On Wednesday March 6th, Chancellor Jeremy Hunt unveiled the Government’s Spring Budget. As the last before this year’s general election - the budget has received much media attention, receiving mixed reactions from supply chain operations.

In this week’s blog, we’re exploring the various policy changes introduced in 2024’s Spring Budget, and how they will impact those involved in logistics.

National Insurance cuts

A notable policy change is the Chancellor’s decision to cut the main rate of national insurance contributions (NIC) in the Primary (Employee) Class 1 NICs category. Effective from April 6, 2024, this cut complements the 2% reduction announced in the Autumn statement.

Leaders in distribution and logistics must ensure that their payroll software and systems are adjusted accordingly. A frequently updated finance management solution (Sage, Xero or Quickbooks) will take any recent national insurance cut into consideration – allowing companies to calculate staff payments correctly.

Full expensing to leased assets

The announcement of full expensing to apply for leased assets will benefit vehicle leasing companies. This initiative provides tax relief by offering a 100% capital allowance for certain vehicle, equipment and machinery investments in their first year.

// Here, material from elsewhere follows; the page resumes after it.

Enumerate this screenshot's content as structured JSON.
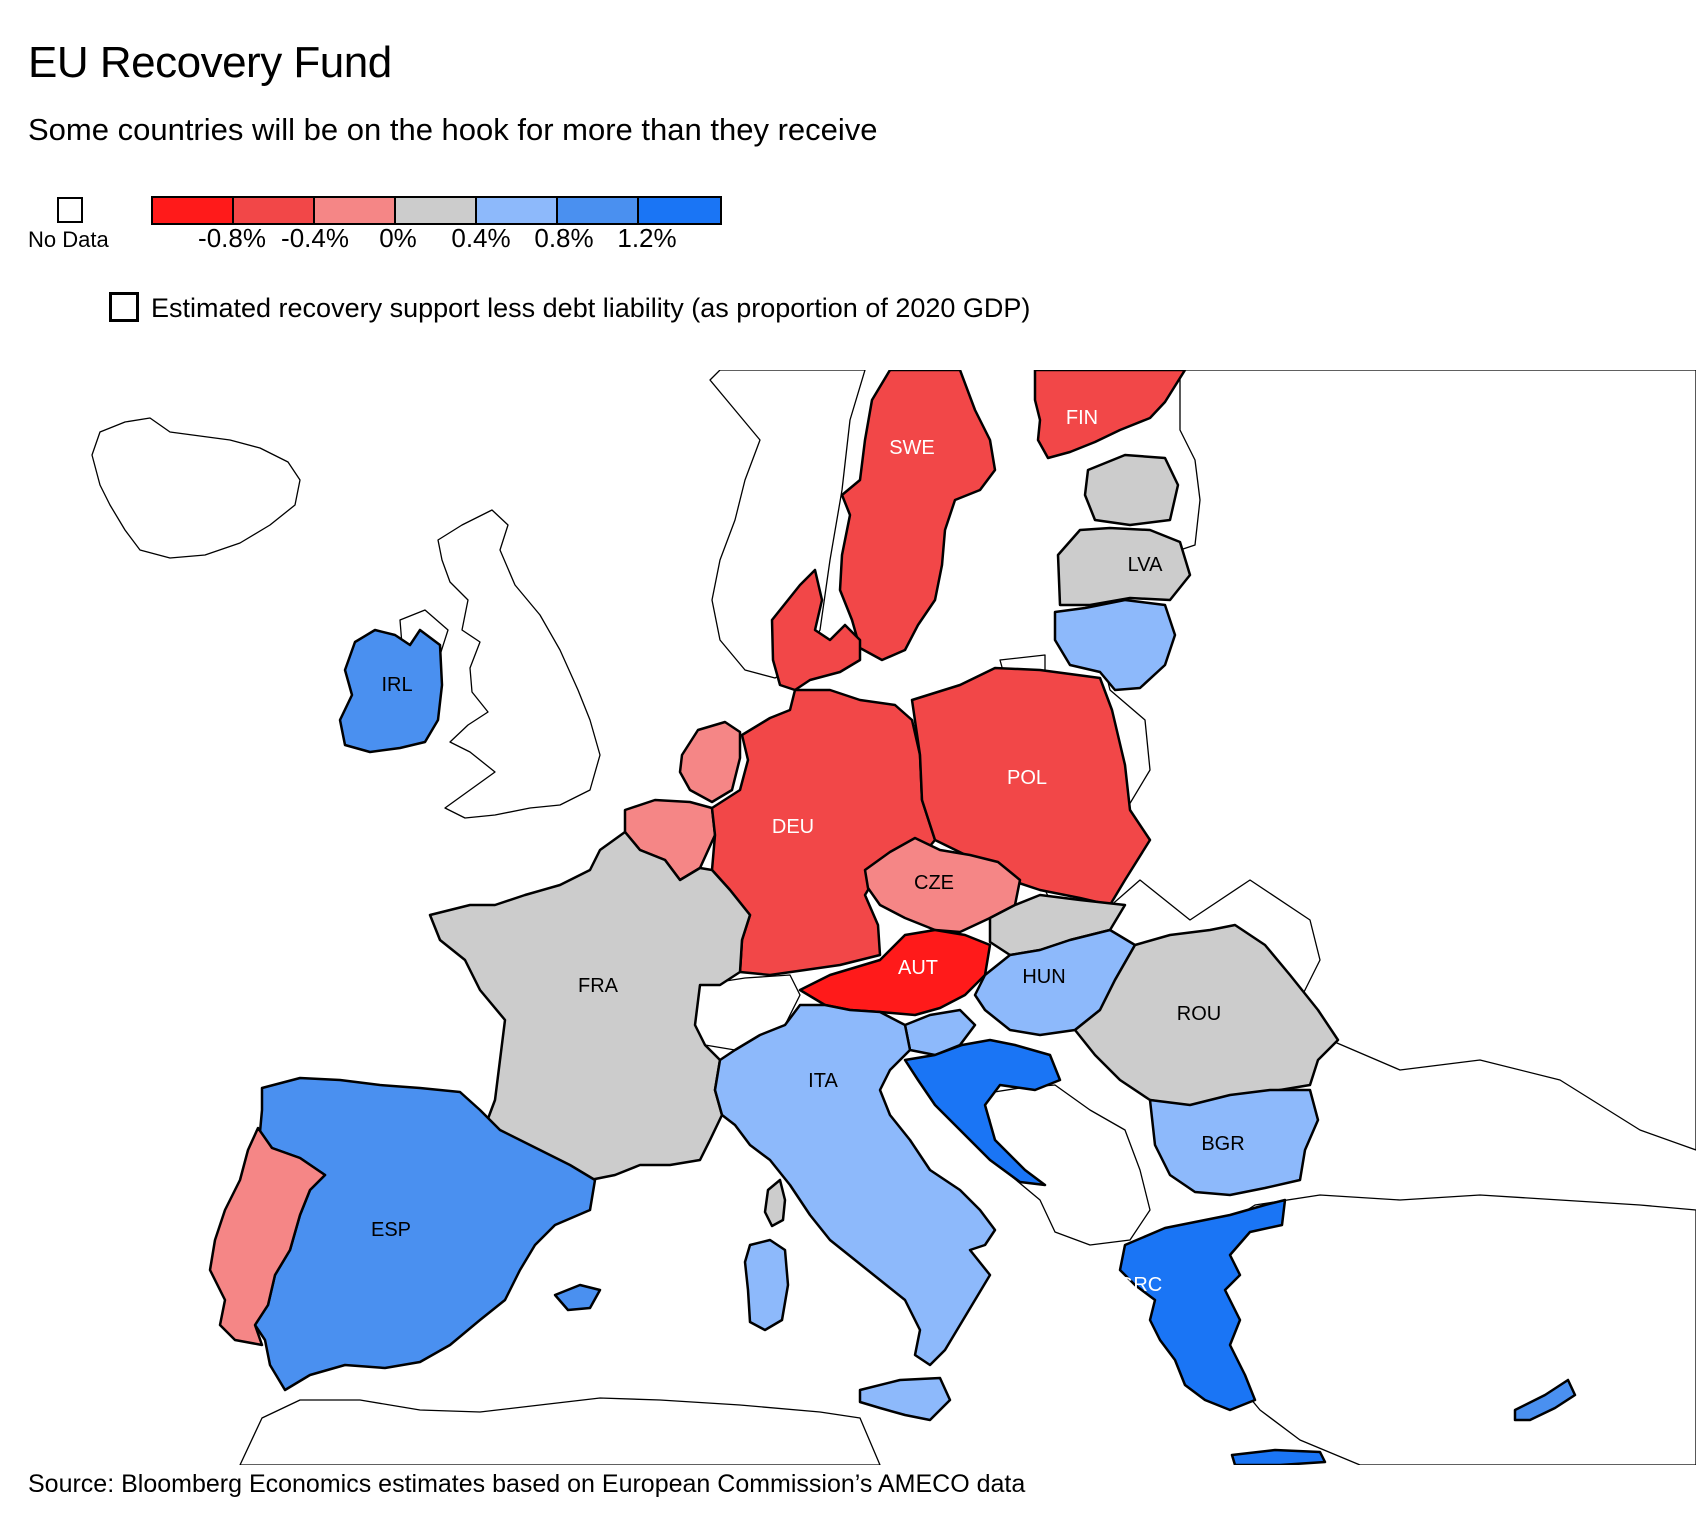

Previously, this did not apply to leased vehicles. While the government has yet to make a final commitment, the potential extension of full expensing to leased assets is particularly crucial for growing logistics companies seeking to expand operations without purchasing a new fleet of vehicles.

VAT threshold increase

To assist smaller businesses, the Spring Budget has raised the threshold for small companies required to register for VAT from £85,000 to £90,000. Whilst this news may be welcome for businesses trading just below the edge of the current threshold, it is notable that this level has remained frozen for seven years. With ongoing elevated inflation in the UK, this may be seen as a meagre bone for small non-VAT registered businesses.

Fuel duty cut

A freeze on fuel duty for another 12 months has been announced, including a 5p cut. While a positive step, the average driver is expected to save only £50 per year. Haulage companies, who purchase substantially more fuel than the average consumer, will see more substantial savings.

It is also important to note that no chancellor has raised fuel duty since 2011 – so, this policy is not so much of a giveaway as it is a continuation of the status quo, that doesn’t address the factors instigating high fuel prices.


While some businesses have welcomed certain measures, overall, the consensus from the industry was that the logistics sector had been somewhat overlooked, and the budget is geared more towards the upcoming election.